Digital Ischemia

02/03/2014

Consumas

Filed under: Truthache — Tags: , , , , , , , , , , , — Teepwriter @ 12:00

Lean in now, crane toward the festive bickering…

“It looks like you have a wrist injury!”
“I can’t think why that’d bother you.”
“Slut.”
“Why can’t she just send me cash?”
“I know. You’ll no’ get as good a deal out of Maclaus Macklows.”
“I wished I hadn’t opened it now. I’m just all annoyed.”
“Why did you open it?”
“One present, you said!”
“I know! I didn’t say that one!”
“I don’t know; I just picked it. Maybe I thought it’d be money. I thought she’d’ve set me up and I could go out all psyched.”
“Are you not wanting to go out now?”
“Yeh! No. I don’t know. It’s Christmas Eve; I’m supposed to be ‘woo!'”

Every time I move, my brain tickles. It’s the barrels: structures that anatomically map my whiskers and the sensory pulses from them. I don’t know how I know that. I seem to have been somewhere else, something else.

I’m overwhelmed with the smell of pastry. I must move up the scent gradient to the source. I also smell me, past-me, so I’ve run this path before. Along wood, up fibre, through nest, along wood. A chink of light sparks across my eyes. Voices.

Pastry makes me delirious. Grain and lard. Whiskers tell me I’ve reached the extent of the path. I nibble prospectively. Pastry smell but inconclusive taste. Firm texture then a pleasant tingle. A moment of lightning kick. I’m done.
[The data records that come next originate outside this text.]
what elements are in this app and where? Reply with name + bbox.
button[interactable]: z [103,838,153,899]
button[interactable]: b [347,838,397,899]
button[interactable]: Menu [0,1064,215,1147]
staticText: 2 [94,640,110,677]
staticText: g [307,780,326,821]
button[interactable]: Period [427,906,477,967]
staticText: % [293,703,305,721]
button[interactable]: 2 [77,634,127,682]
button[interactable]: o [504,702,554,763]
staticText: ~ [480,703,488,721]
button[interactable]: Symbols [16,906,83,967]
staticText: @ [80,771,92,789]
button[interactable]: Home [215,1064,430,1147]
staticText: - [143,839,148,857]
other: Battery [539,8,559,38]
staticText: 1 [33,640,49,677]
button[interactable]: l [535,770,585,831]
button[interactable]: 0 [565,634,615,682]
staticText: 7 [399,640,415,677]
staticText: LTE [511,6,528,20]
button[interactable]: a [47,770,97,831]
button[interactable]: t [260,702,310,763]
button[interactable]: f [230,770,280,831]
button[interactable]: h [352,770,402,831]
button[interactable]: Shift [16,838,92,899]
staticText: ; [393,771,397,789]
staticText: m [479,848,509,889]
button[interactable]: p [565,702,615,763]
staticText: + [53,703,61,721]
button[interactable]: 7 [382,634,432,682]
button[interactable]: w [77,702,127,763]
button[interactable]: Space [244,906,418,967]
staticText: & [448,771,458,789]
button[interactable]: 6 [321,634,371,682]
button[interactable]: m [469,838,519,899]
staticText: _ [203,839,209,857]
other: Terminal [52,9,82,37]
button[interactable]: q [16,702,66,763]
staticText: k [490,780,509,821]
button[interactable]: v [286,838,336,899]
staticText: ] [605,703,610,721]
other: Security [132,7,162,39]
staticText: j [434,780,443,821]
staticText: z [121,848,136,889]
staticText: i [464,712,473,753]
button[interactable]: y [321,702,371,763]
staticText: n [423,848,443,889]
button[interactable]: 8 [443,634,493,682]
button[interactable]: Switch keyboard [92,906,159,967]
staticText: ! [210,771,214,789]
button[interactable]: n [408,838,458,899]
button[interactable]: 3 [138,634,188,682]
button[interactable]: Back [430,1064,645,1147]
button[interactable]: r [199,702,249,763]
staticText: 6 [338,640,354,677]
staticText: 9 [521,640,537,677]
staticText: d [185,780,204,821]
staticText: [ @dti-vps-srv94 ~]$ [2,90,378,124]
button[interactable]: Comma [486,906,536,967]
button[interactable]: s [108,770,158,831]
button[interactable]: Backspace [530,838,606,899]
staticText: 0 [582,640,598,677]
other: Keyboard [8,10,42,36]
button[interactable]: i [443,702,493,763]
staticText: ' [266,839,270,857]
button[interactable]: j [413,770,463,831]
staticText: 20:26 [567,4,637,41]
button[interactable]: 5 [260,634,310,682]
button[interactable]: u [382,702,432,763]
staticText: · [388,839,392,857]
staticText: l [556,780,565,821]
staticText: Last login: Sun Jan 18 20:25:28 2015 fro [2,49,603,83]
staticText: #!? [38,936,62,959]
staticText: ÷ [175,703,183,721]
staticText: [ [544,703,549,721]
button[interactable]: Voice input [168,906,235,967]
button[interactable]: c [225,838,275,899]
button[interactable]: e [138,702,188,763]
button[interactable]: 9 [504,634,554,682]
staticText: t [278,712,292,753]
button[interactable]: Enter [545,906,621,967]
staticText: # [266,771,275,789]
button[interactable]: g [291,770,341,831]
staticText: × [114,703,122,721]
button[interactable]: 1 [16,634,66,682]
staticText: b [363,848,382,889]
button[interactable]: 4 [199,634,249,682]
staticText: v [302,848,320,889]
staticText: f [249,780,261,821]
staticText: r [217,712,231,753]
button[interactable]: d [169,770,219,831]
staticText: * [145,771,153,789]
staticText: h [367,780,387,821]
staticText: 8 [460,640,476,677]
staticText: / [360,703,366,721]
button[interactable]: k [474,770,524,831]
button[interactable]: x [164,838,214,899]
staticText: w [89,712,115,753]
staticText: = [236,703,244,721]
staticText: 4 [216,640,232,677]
“What?! No way! On Christmas Eve?!”
“What do you want to do?”
“What do you mean?”
“I can’t see anything.”
“Neither can I! Do you think I’m psychic or something?”
“Do you have a torch or anything?”
“Why would I need…”

Disappointing. Pegged it before my glorious vigilante moment. I’ll need to try a more sturdy creature. After indulging my strong craving for a mince pie.